During the more than half a century of existence of the Cyprus problem, a great contradiction has developed in the official policy of the Greek Cypriot side. While negotiating for a federal solution, and while rightly blaming Denktash for the obstacles he put in the way of this prospect, [the Greek Cypriot side] at the same time was constantly cultivating the position that “we will never abandon the Republic of Cyprus”. A reasonable position, at least as long as efforts to resolve the problem continue. Problematic, however, in terms of the impression it creates both within and outside Cyprus. Especially within Cyprus, from the moment the Republic of Cyprus was definitively and irrevocably identified with the Greek Cypriot community.

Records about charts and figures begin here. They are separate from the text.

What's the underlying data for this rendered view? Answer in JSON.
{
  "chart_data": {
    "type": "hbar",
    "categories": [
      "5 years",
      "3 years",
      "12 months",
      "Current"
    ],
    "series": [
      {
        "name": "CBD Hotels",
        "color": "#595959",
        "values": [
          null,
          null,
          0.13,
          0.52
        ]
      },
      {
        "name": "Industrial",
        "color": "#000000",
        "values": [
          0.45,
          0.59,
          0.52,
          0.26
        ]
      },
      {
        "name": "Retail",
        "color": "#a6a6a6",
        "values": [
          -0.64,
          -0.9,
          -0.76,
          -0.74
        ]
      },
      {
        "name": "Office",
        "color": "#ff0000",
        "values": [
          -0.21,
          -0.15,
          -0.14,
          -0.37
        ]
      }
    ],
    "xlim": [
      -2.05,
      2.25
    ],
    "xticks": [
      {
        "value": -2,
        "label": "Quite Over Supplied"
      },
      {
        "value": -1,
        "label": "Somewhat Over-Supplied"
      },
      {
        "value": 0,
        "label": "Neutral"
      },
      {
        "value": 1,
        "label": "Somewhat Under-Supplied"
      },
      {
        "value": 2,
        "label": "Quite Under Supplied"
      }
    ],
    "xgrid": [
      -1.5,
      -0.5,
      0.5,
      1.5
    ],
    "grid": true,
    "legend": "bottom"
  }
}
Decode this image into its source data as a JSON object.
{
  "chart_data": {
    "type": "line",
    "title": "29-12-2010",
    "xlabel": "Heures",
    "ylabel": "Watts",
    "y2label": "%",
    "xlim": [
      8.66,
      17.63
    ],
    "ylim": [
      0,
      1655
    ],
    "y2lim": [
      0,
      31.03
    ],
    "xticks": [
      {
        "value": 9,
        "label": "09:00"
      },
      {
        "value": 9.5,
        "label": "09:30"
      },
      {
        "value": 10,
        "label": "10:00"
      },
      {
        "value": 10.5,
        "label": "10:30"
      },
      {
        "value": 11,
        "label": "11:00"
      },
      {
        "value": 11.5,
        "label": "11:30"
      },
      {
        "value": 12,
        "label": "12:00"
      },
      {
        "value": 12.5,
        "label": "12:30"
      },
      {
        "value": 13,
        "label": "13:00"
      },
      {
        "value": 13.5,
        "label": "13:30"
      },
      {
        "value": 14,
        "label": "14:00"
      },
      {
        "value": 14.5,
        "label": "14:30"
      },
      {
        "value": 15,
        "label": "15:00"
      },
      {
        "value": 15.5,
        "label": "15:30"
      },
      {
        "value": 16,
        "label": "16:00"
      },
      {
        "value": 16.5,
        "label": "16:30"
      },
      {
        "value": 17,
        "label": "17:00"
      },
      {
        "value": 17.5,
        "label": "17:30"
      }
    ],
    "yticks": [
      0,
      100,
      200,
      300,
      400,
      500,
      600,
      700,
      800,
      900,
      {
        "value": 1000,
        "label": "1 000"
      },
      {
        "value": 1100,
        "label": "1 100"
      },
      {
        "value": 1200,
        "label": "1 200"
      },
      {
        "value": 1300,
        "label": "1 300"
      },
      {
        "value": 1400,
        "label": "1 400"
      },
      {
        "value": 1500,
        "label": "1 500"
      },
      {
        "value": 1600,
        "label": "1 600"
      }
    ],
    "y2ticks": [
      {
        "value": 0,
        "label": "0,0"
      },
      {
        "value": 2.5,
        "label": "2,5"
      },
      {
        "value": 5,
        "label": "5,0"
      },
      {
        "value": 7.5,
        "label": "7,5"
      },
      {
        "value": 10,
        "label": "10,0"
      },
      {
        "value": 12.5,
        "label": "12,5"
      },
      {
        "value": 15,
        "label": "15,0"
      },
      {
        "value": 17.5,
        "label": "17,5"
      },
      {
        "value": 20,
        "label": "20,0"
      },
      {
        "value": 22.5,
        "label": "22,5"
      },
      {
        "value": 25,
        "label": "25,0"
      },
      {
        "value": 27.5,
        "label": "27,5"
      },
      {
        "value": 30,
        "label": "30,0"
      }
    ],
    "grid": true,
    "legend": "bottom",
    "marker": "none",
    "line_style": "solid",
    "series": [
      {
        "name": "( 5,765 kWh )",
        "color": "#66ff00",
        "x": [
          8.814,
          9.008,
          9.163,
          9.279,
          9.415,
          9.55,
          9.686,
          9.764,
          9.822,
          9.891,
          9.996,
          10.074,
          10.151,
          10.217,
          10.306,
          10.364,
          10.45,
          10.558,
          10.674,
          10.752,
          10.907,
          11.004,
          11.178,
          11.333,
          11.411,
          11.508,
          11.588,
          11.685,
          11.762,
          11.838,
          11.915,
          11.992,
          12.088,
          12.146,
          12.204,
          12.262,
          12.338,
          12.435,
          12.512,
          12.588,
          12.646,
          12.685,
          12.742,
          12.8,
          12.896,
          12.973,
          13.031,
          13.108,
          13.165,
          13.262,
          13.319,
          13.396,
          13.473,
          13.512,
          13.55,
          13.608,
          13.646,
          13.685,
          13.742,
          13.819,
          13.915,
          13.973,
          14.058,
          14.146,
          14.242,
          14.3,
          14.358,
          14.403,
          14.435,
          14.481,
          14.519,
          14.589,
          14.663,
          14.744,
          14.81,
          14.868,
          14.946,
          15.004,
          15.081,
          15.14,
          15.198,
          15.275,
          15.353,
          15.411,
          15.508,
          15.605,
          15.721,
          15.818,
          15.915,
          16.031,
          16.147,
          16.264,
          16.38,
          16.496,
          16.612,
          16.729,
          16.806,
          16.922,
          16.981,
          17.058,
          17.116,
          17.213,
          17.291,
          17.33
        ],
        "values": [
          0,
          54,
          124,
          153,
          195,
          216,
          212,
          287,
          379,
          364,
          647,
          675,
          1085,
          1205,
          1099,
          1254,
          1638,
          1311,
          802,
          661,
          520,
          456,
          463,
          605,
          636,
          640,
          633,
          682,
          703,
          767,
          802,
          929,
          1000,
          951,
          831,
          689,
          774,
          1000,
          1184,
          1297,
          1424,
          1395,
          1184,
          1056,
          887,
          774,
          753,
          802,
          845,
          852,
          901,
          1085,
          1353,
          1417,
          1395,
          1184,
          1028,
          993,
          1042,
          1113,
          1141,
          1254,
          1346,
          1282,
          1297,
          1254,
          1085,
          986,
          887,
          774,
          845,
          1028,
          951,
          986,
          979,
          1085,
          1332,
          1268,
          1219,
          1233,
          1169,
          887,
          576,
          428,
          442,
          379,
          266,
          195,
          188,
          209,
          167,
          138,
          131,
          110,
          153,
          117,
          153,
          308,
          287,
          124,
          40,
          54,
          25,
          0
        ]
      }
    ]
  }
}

And to avoid any misunderstanding, the aim of all [negotiation] efforts was to transform the Republic of Cyprus into a federal state with the participation of Turkish Cypriots too. In 2004, in the midst of all the turmoil stirred up by the Annan plan, I remember a surprised President Tassos Papadopoulos reacting strongly because the Republic of Cyprus would now be called… “United Republic of Cyprus”! The name given by that plan was perhaps the best name that could have emerged from the negotiations with the other side, which considered and still considers the Republic of Cyprus to be “defunct”. The term “United Republic of Cyprus”, satisfied almost to the fullest degree what we called “transformation” [of the Republic of Cyprus into a federal state].
Listening to the President of the Republic’s statements after yesterday’s parade, I find once again that the specific contradiction – which is not verbal – continues. “Sixty-three years later, the most valuable thing we have is the Republic of Cyprus. And we will not only protect this Republic of Cyprus but we will strengthen it even further”, said Mr. Christodoulides. And, I repeat, this is a correct position as long as the current situation on the Cyprus problem continues.
I only hope that this increasingly intense political declaration, which has built a “state nationalism” in recent years, does not further consolidate the belief that the Republic of Cyprus is strictly the property of the Greek Cypriot community. Because, that would mean all the good intentions we express for solving the Cyprus problem are nothing more than a disguised acceptance of the current circumstances of occupation.